What’s around the next corner?
As Park Place moves forward in search of additional acquisition opportunities, and potential new silos, Adams says he often thinks about the Fortune 500.
“If you just look at the Fortune 500 every 20 years, it significantly rotates and I think the companies that rotate off didn't adapt,” Adams says. “They didn't really see, whether it was technology or economy or buyers, the trends that were changing.”
While technology drives a tremendous amount of industry change, it’s not the only variable in business.
“There were restaurants that flourished in the '70s, taking prepackaged solutions out to their restaurants and changing the menus so they were getting maybe more seafood or whatever,” Adams says. “Now people want fresh and healthy. So if you didn't adapt from that to the new techniques, you may be having trouble on your top line. A lot of the chains that adapted and maybe acquired outside of their space, adding fresh food options to their portfolio, they should be in a better position. Technology changes in business constantly. But there are other reasons that businesses need to change too.”
Adams points to Microsoft’s purchase of LinkedIn as a working example of this approach to M&A strategy.

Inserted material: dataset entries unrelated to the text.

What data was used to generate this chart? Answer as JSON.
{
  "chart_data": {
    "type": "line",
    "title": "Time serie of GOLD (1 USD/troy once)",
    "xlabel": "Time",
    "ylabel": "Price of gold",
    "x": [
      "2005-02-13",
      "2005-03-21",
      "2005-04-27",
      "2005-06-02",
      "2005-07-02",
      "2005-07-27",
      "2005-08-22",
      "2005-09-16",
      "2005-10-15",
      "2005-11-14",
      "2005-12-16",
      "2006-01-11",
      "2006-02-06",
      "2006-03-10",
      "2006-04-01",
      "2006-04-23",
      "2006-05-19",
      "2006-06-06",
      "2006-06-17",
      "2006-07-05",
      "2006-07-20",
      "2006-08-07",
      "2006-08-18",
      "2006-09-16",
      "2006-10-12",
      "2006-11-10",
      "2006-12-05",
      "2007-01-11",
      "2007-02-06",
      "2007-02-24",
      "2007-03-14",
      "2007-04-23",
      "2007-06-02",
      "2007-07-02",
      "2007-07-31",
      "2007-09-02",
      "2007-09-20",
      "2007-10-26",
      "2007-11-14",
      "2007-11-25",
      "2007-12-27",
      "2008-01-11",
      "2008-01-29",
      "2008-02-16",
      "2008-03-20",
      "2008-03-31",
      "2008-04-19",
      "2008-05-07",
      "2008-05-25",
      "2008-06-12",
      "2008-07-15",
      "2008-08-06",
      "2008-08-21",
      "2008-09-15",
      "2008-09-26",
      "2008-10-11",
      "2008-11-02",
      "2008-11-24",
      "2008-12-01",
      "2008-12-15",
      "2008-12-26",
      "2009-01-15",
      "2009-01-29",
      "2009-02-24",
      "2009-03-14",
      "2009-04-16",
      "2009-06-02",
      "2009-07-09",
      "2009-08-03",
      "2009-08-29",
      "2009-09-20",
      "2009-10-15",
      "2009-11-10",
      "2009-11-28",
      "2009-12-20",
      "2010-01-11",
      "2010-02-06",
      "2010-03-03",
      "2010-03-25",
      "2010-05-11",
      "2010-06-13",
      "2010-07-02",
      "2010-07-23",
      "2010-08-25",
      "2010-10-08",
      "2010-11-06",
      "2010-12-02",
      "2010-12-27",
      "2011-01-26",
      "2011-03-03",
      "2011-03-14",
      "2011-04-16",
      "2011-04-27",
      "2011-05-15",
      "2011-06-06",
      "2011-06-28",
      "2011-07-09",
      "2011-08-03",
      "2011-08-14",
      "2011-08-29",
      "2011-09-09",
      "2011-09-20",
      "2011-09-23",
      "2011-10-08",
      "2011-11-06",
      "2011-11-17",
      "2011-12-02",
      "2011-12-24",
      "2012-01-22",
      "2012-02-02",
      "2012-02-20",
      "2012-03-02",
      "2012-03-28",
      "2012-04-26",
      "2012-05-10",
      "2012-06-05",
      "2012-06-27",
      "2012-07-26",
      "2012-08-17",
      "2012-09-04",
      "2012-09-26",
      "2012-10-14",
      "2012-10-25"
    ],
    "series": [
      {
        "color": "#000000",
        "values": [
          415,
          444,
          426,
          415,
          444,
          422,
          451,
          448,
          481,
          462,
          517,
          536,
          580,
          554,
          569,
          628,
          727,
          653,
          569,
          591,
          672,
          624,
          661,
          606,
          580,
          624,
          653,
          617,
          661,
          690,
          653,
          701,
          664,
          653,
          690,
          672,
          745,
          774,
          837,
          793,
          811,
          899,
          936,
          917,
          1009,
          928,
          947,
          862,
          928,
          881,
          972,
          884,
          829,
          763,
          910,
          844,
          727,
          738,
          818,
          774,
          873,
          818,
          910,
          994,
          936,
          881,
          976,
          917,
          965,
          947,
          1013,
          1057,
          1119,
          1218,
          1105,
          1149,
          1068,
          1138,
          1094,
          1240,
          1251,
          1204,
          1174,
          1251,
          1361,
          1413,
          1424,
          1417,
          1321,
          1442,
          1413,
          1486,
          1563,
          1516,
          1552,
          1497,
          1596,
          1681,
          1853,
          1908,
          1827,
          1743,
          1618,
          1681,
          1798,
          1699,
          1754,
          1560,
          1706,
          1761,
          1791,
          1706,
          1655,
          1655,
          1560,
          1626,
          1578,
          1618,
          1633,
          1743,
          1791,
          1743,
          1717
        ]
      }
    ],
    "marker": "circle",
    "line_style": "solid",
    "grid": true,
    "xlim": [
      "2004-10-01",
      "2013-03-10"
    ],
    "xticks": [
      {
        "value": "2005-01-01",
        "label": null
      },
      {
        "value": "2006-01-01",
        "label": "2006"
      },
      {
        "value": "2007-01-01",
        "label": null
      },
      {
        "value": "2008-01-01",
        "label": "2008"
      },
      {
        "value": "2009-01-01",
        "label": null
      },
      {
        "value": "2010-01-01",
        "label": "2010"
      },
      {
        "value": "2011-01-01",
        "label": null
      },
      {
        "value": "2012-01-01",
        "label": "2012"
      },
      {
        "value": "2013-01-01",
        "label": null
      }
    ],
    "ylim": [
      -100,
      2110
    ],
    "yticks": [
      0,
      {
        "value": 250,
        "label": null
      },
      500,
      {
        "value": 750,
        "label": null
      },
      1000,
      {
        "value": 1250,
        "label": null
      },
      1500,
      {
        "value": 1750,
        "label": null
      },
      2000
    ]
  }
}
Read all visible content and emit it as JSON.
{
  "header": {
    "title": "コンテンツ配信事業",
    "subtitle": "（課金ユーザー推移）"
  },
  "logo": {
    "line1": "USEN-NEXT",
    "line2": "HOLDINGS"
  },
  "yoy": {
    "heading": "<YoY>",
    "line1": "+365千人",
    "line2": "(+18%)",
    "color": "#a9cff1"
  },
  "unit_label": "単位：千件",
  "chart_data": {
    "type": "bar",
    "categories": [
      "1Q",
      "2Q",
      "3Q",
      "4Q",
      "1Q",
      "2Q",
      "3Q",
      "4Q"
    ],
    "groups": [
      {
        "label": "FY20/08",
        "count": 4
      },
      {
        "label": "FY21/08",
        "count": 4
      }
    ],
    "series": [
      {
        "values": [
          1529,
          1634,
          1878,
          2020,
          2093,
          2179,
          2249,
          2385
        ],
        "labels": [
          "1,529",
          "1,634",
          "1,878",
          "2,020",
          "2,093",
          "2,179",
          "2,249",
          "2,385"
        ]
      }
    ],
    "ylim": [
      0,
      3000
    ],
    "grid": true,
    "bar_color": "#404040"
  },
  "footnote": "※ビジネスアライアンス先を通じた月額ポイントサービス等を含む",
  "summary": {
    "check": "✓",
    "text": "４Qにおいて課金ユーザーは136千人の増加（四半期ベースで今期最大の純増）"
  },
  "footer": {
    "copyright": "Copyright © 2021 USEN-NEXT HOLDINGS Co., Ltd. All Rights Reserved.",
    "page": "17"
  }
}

“I don't think anybody realized why Satya Nadella was buying LinkedIn at the time,” Adams says. “They thought it was a stretch. Well, I know now because we're a customer. We use Microsoft CRM and he's integrating LinkedIn, a network of business professionals that share all their personal information relative to their careers with the network. That's extremely valuable information. And that's why he acquired it. At the time, I was thinking, ‘Why is he interested in the subscription business?’ I didn't realize that he saw around the corner and realized there's a lot of value in that data to his customers. He's going to exploit it and he's doing that now.”